PLEASANTON, CA- Grocery chain owner Safeway Inc.’s new lifestyle concept is apparently paying off in higher profits. The nation’s third largest grocer, which opened four lifestyle stores and converted 69 others during the third quarter, reaped a 42% profit in the quarter ended Sept. 9 as the chain realigned its strategy to attract more customers from both discount and high end supermarkets.

Safeway expects to eventually convert all of its 1,767 stores to the concept, which offers shoppers a more upscale atmosphere, organic goods and special, proprietary brands. Safeway reported a net income of 173.5 million, or 39 cents a share for the quarter, an increase of $51 million over the $122.5 million or 27 cents a share, earned in the third quarter of last year.
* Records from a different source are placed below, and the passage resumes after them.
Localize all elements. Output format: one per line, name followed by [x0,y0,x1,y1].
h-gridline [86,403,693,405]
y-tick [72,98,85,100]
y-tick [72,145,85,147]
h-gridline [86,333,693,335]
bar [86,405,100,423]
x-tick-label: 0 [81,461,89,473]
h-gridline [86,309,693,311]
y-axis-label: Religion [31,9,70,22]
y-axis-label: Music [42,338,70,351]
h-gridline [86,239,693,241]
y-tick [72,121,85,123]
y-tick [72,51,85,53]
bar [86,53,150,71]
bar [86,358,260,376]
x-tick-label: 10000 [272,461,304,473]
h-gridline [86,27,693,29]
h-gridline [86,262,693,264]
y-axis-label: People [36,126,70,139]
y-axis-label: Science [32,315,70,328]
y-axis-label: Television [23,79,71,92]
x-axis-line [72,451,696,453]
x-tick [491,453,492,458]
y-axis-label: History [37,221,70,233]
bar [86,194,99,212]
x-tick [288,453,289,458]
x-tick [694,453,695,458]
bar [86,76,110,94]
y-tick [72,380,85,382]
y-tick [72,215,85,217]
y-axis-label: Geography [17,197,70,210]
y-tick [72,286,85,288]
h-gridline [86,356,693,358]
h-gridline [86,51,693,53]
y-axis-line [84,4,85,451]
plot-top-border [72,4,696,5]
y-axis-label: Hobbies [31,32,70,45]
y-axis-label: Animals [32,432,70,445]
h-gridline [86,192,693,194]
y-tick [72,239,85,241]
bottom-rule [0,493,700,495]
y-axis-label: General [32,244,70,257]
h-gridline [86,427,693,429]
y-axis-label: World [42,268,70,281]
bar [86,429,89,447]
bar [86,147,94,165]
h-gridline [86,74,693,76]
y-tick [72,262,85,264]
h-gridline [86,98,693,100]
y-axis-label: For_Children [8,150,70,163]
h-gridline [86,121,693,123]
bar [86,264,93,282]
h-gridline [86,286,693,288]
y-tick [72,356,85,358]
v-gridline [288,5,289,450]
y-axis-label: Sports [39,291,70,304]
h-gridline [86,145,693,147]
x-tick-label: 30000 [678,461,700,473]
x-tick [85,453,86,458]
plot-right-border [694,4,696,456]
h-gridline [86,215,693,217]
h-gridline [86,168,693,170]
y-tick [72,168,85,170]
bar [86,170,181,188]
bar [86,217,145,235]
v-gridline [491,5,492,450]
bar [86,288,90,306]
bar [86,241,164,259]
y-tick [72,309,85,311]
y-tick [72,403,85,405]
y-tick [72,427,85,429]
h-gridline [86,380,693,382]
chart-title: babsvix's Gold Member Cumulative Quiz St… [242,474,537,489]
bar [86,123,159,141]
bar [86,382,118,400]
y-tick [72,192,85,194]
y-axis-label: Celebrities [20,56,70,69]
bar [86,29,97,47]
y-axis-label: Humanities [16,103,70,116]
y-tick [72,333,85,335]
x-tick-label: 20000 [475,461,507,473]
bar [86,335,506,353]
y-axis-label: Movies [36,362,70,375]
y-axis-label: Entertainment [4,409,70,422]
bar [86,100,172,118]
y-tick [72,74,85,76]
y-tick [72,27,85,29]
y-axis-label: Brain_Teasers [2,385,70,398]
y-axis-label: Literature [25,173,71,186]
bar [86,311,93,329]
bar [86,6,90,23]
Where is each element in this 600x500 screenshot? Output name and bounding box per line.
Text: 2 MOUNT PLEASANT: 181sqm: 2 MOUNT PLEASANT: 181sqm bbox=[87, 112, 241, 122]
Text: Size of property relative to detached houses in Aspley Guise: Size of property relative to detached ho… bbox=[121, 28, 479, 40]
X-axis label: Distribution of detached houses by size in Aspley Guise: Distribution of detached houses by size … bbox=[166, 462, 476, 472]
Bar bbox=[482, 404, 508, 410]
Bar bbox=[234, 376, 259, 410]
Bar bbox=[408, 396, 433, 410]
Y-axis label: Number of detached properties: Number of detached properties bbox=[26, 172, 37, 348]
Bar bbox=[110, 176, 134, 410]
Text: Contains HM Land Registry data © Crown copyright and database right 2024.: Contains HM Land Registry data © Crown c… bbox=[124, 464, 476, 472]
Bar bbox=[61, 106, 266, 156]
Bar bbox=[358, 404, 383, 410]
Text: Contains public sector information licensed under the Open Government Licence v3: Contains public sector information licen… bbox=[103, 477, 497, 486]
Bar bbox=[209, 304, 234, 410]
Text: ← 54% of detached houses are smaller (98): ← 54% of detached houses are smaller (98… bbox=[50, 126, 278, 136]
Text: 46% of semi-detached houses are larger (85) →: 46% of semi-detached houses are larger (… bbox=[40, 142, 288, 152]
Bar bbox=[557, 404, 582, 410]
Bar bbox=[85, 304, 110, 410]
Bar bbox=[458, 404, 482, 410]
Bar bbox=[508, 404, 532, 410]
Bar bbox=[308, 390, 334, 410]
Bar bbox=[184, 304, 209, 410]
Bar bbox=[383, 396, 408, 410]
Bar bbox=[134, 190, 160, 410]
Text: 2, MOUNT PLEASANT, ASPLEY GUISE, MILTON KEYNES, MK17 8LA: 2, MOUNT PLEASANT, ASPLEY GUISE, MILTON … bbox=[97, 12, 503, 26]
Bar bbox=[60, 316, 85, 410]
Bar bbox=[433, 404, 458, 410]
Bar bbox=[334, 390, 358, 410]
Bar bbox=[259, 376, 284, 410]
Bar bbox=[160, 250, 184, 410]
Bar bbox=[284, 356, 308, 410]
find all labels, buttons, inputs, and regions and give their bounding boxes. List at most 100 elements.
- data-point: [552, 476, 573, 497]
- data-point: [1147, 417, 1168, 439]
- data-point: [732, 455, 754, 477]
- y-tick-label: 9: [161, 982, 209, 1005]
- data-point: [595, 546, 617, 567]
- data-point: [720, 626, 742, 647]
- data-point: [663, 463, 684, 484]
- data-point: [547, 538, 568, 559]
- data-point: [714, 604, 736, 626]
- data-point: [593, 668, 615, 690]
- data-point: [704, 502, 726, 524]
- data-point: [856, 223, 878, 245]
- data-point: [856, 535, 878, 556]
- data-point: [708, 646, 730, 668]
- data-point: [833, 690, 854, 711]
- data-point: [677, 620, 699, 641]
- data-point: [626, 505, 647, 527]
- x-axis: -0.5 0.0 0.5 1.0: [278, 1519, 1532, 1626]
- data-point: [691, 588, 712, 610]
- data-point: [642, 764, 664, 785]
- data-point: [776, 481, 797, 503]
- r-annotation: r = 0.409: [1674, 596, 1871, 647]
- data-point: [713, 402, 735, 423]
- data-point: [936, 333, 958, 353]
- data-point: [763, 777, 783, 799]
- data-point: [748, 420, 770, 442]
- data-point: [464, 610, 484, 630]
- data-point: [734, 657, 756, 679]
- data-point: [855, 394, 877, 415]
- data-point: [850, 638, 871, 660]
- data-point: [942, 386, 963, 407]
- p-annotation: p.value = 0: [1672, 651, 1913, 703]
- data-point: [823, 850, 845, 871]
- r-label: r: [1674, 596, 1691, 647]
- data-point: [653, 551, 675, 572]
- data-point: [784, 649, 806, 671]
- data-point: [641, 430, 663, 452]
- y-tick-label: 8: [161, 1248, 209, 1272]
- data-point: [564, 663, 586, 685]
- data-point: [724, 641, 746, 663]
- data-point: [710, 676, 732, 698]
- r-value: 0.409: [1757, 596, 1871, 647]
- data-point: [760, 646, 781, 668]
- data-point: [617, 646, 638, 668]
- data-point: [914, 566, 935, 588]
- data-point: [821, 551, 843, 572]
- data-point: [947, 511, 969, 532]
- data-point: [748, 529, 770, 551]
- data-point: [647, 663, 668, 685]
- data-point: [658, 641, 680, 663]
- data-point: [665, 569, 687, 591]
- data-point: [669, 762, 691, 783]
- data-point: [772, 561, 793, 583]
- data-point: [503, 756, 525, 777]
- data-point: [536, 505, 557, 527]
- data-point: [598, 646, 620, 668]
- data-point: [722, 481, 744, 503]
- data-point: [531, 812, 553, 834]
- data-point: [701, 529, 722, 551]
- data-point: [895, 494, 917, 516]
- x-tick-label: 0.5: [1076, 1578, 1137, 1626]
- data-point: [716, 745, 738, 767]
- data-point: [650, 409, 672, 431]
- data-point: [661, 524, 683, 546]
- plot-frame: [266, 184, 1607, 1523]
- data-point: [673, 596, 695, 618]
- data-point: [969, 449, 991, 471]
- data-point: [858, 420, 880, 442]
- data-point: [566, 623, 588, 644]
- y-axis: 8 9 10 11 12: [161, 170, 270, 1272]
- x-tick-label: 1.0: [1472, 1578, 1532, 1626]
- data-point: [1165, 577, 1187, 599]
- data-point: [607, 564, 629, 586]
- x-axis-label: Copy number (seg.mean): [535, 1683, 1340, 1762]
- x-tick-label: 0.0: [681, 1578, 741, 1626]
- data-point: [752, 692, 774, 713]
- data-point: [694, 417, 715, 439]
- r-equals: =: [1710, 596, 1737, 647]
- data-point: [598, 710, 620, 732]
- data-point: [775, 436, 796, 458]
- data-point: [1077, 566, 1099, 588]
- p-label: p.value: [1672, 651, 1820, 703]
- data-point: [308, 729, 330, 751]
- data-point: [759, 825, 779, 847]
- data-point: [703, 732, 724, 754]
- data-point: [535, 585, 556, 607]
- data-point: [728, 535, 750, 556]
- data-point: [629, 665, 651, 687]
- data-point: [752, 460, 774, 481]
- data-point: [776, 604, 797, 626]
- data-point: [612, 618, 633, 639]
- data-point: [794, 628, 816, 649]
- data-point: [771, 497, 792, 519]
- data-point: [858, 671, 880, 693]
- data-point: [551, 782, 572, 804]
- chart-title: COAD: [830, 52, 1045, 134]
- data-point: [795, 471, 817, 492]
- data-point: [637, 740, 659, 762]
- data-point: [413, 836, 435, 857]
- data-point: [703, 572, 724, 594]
Sales for the period increased 5.3% to $9.4 billion, up from $8.9 billion in sales during the third quarter of 2005. Sales at stores open at least a year were also up 5% for the quarter. Excluding fuel sales, same store sales were up 3.7%.

The company said it expects same store sales for non-fuel stores to range from 3.1% to 3.3% for the year, an increase in its earlier 3% projection. Safeway said it is also “comfortable” with its 2006 earnings estimate of $1.72 per share.

Driving the third quarter increase was strong sales at its lifestyle stores, strong performance in perishable and non-perishable items and increased fuel sales, the Pleasanton, CA company said.

“We would characterize this quarter as another very good quarter for us, leading to what we believe will be a strong performance on the year.” Steve Burd, Safeway’s chairman, president and chief executive officer told investors and analysts in a conference call.

Burd says it was the seventh consecutive quarter that Safeway has had gains in market share. The results follow an 84% gain in second-quarter profit and a $174.9 million gain in net income for the first36 weeks of 2006.